Second, the one I’d call the Web Science approach and is better explained with an example: I want to explore the concept of the Digital Native (I actually do, specially his relationship with the concept of e-Awareness). To do so, I must know about psychology and neurosciences (as Mark Prensky did), about how technologies work (Web 2.0, usability, server-client technical relationships, AJAX), sociological implications (social networks, digital identities), economical (broadband diffusion, mobile penetration), legal (cybercrime, intellectual property, spam), political (civic engagement, hacktivism, e-democracy), education (e-portfolio, personal learning environments, long-life learning, e-learning, game-based teaching), communication (citizen journalism), art and culture (mashups, rip-mix-burn), and the longest et caetera ever.
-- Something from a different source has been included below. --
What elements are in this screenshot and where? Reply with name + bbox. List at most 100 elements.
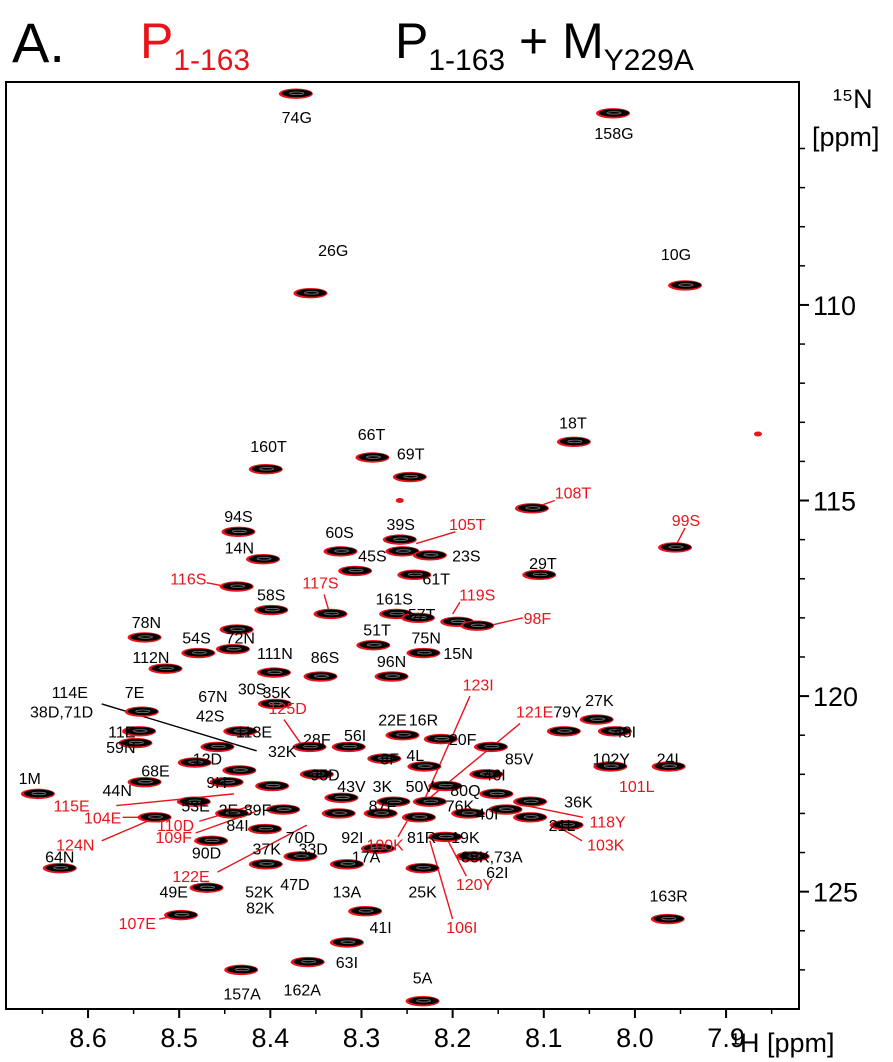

People I know range from one endpoint to the other, being myself, philosophically, no doubt in one of the furthest edges of the Web Science approach. I don’t think there’s a best or a worst approach, but I also believe that:

  1. Some aspects of today’s (and tomorrow’s even more) life can only be fully explained (if possible) through a Web Science approach, e.g. Digital Natives
  2. Some other aspects can be perfectly be approached in the traditional way, but will require a “digital effort” that, if not done, no valid conclusions can emerge from such researches. Cybercrime is, all in all, crime, but it will be absolutely necessary to understand what an ISP or an IP is, what and how works digital watermarking or hashing or electronic certificates, the technical difference between phishingh and pharming. Or why e-Democracy and e-Governance will be “2.0” (and what this exactly means) or they just won’t be. Or why the number of secure servers is a good proxy to measure e-Business (I owe Michael Best pointing me to this last one, thank you!).

And I suspect that, besides our darkest geeky side, most of the scholars signing up to each and every new next killer app of the year just pretend to analyze things from the inside, to learn by doing, to catch up with our recent digital nationality.

The answer to the question Why did not Academia came up with Wikipedia? is, under this train of though, quite easy: we were far and outside. In another galaxy. In a dimension made out of atoms and time.

Acknowledgments

I can help but end this series of articles by thanking the people that made possible one of my best fortnights so far, both at the intellectual and emotional levels.

Amar Ashar, Suzanne Henry, Colin Maclay, John Palfrey, Jonathan Zittrain, Marcus Foth, Urs Gasser and Ralph Schroeder — the core organizing committee, if I’m not wrong — deserve my highest gratitude, the one you pay by giving them your home keys and a bed in your best room when they’re around town, just that one.

The Faculty leading the seminars is one of that treasures you’d like to keep forever, specially when knowing that they came just for the pleasure of it — and how accessible, willing to share and how good listeners they were.

The attending students — my colleagues… my friends — are responsible for one of my worst headaches (knowledge overload) and heartaches (emotions overdose) ever. Never forgive you about that. I mean it. I just wish the hangover will last for long if not forever… or even get worse.

Last, but not least, I have a huge debt with Tim Kelly, Pere Fabra and Julià Minguillón for their support in me coming here. You all added up to make it possible: thank you, thanks a lot.